I'm still seeing a lot of "tell her this" and "tell her that."
How about letting her question, guiding her curiosity, and letting her have room to formulate her own beliefs, and more importantly, change those beliefs if she changes her mind.
It's the difference between educating your child an not. That's all I think I'm going to say on the subject.
With my daughter, I want her to ask questions and try to figure out the answers on her own. I'll be there to guide her. But I'm never going to tell her anything "lives inside her heart forever"... not only because it's kind of freaky and weird ... but also because it's a flat out lie.
The religious seem to be very comfortable lying to their children. I always have to stop to think about whether or not my daughter can handle the truth, and if so, whether or not the lie is even necessary. Most of the time, I want her to come to her own conclusions, so I don't even need to bother with justifying would be truths. I just let her follow her natural borne curiosity to wherever it takes her. The lie is unnecessary.
My daughter was only three when she learned about death. When we saw a dead bird, and she asked why it wasn't moving, I told her what happens to things when they die. The next day we found a dead rat. The ants were eating it. A week after that, her great grandfather died. She seemed to comprehend that when people died they no longer were in their bodies. And the body went away. She asked me where the person went to after their body disappeared, and this is a natural thing for a child to ask, and I simply said "I don't know." Because that's the truth. It's the limit of my knowledge. But I reassured her that her great grandfathers DNA live on inside her.
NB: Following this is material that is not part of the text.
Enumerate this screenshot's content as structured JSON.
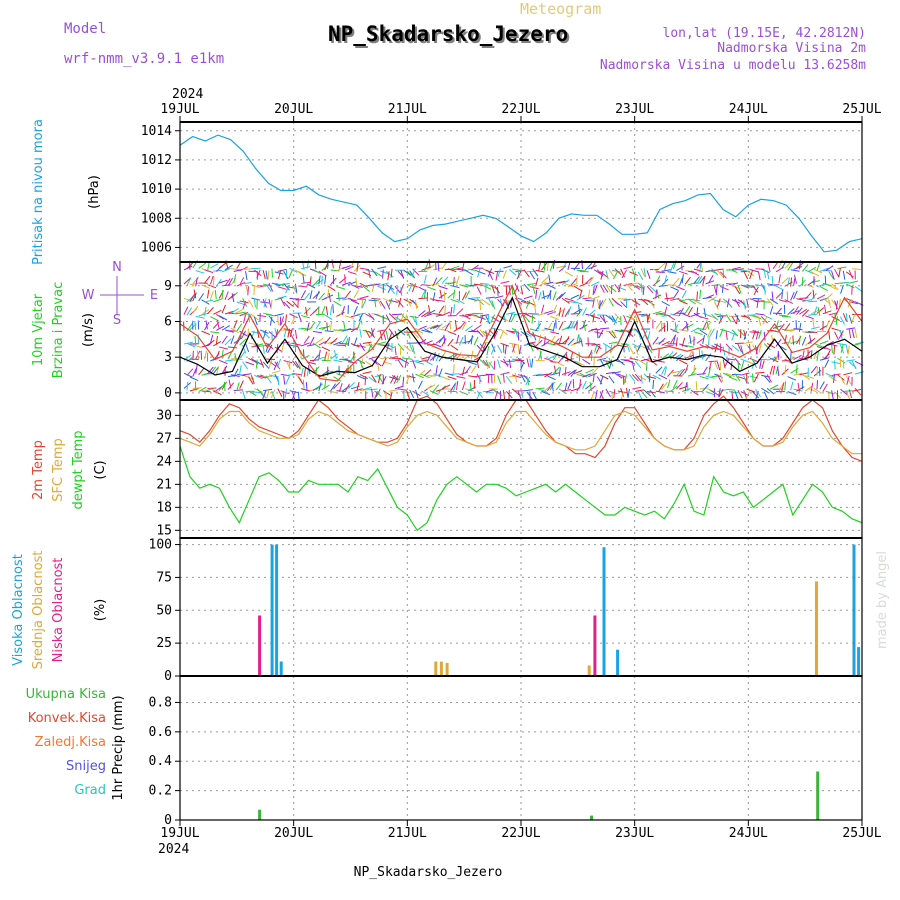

If my daughter one days decides she believes in God. Fine. At least I can be content knowing she reasoned her way to that conclusion, instead of just taking what others told her at face value, simply because they're bigger than she is and ought to know better.
Clearly, the sad truth is, many adults don't know better. They don't know because no one ever taught them to ask questions. Scroll back up and re-read the comments. Nobody is asking questions. Nobody is thinking for themselves. They're just parroting each other's proclamations of faith. Why do they do it? Because their parents never taught them to think for themselves.